研究課題
若手研究(B)
本年度は、前年度に確立した内在性のHNF4の精製・同定系を用いて細胞内のHNF4が実際脂質付加修飾を受けていることを検証・確認することを目的として研究を行った。まず内在性のHNF4タンパク質を抗体精製により精製・濃縮し、LC-MS/MSにて測定を行い、得られたスペクトルをコンピューター解析にかけ翻訳後修飾を検討したところ、リン酸化、アセチル化、メチル化、ユビキチン化を含む14か所の翻訳後修飾サイトの同定に成功した。この結果は、今年度に原著論文として発表を行った。(Yokoyama et al., Biochem Biophys Res Commun, 2011, 410(4): 749-5)しかしながら、この中に脂質修飾は含まれていなかった。この原因として、内在性HNF4のうち脂質付加修飾を受けているものの割合が検出限界以下である可能性も挙げられる。そこで、現在はより感度の高いRI化合物によるラベルによる検出を試みている。また、内在性HNF4の脂質付加修飾をさらに検討するために、脂質付加修飾を受けたタンパク質をclick-it反応を用いた新たな手法により標識する方法を採用した。
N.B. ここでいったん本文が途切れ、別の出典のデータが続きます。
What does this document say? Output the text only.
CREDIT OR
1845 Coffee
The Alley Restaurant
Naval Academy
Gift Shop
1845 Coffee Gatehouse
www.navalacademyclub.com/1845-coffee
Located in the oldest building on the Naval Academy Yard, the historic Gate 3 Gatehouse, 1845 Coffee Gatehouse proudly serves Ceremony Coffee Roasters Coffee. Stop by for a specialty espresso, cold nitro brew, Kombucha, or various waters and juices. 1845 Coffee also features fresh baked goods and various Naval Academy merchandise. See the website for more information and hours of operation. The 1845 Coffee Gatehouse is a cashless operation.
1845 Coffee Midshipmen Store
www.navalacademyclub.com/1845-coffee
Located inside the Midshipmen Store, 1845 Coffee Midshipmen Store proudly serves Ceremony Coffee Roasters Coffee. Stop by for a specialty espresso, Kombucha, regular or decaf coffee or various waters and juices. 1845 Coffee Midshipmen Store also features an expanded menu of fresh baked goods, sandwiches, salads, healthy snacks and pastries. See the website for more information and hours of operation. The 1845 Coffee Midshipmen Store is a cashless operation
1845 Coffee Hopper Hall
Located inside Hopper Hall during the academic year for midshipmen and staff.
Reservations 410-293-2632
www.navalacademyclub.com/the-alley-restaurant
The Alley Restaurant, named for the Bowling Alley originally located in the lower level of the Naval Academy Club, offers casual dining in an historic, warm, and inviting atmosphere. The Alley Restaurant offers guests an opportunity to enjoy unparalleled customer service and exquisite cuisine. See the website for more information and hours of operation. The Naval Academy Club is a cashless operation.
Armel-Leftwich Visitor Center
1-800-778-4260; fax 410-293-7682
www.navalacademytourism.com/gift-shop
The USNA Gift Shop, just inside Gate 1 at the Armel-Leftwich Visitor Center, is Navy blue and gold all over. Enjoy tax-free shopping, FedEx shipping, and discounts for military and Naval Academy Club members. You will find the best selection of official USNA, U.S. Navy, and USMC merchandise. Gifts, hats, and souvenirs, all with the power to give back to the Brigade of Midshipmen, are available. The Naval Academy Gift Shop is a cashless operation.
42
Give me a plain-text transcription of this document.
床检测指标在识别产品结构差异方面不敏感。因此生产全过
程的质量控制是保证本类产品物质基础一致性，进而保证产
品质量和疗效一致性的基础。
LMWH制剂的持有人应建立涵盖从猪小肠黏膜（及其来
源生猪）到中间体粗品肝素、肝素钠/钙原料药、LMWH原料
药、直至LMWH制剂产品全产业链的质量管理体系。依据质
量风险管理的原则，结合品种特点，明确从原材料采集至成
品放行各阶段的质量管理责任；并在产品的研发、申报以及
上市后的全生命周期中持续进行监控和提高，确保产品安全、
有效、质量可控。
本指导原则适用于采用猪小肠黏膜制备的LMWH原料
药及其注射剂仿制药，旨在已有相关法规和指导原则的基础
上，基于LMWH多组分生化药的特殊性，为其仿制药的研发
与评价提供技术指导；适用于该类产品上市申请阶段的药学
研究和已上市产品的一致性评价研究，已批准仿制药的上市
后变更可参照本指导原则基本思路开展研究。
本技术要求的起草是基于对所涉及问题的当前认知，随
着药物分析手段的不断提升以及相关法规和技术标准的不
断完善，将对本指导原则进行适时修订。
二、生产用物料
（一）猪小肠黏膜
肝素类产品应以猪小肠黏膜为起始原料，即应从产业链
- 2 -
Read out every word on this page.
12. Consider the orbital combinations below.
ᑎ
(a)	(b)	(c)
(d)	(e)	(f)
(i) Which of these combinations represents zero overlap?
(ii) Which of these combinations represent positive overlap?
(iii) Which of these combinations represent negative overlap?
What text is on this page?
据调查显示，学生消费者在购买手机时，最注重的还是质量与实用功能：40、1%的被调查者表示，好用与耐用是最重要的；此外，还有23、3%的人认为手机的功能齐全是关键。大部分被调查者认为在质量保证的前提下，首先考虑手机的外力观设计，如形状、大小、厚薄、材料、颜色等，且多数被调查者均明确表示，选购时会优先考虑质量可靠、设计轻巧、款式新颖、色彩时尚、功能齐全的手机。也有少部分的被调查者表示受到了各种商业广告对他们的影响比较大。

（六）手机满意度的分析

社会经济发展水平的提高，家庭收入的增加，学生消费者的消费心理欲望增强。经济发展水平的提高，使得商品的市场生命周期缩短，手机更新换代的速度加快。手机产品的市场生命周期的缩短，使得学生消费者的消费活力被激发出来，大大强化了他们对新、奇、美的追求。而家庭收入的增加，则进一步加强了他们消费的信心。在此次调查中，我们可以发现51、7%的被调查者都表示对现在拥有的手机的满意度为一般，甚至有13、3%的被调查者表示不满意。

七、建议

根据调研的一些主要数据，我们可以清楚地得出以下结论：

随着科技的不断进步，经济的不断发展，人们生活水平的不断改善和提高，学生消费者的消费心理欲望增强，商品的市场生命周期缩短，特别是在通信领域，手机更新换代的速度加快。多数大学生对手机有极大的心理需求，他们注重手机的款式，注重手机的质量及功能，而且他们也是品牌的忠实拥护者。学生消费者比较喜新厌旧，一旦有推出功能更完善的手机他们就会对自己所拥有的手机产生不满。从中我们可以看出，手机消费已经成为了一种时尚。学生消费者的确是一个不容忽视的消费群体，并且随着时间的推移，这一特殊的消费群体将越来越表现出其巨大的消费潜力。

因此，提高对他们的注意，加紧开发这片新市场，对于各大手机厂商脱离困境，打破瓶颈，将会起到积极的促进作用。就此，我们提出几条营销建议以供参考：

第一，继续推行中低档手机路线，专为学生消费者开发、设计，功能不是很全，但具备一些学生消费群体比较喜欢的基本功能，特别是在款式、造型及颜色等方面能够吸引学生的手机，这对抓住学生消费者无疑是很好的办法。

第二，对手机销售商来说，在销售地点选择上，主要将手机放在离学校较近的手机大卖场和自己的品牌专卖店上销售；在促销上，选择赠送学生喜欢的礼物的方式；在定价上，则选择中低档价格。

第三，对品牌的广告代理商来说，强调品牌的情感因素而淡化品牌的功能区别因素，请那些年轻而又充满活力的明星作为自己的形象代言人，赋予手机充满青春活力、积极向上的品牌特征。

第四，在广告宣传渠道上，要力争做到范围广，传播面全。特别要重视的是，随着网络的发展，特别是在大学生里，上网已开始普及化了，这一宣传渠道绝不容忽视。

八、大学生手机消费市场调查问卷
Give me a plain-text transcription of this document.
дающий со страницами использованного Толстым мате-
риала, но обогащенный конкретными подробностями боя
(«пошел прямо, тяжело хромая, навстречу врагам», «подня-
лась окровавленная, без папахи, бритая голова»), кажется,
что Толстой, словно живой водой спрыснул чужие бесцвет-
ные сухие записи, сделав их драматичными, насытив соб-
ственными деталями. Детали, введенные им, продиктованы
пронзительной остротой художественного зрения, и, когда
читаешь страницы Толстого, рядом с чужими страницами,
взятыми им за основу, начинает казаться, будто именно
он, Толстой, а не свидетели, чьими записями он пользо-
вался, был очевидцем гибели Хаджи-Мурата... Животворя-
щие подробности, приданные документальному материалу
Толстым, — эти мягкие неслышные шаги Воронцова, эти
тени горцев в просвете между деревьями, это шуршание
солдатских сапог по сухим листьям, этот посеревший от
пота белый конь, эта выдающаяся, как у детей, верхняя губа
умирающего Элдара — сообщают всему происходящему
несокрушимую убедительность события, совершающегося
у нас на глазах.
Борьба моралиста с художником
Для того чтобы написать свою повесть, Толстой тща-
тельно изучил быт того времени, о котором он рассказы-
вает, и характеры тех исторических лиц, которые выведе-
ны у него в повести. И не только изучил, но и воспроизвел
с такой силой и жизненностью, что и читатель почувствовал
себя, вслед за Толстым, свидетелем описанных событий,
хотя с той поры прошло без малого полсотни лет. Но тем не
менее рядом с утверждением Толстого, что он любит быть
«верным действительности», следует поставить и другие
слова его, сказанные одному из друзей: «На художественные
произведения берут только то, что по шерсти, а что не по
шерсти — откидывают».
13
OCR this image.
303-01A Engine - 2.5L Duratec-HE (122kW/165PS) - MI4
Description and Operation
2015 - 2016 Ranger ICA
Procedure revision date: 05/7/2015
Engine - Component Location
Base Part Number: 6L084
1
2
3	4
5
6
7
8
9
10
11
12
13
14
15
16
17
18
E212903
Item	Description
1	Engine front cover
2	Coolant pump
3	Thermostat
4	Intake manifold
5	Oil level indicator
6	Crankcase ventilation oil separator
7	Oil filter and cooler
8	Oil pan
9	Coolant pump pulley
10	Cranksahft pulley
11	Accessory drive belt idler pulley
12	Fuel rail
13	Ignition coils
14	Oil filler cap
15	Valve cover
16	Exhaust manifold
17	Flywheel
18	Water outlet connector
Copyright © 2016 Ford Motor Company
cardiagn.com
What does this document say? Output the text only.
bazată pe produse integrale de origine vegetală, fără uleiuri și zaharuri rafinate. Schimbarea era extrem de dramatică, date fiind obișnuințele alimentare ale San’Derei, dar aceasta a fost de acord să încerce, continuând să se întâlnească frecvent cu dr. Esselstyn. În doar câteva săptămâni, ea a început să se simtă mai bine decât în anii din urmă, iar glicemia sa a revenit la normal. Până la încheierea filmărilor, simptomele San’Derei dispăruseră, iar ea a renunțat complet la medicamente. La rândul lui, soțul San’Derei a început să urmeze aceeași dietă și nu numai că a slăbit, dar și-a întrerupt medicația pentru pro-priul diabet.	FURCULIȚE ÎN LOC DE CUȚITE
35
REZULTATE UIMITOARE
標識されたタンパク質をアビジンビーズにより濃縮し、LC-MS/MSを用いたプロテオミクにより網羅的に同定する手法を用いて検討を行った。その結果、核抽出液画分よりHNF4をはじめ、ヒストンタンパク質といった興味深い因子群が脂質付加タンパク質として同定された。この結果は、本研究課題の当初の想定よりも核内脂質付加修飾がグローバルな修飾であることを示唆している可能性があり、現在これらの結果を発表すべく準備を行っている。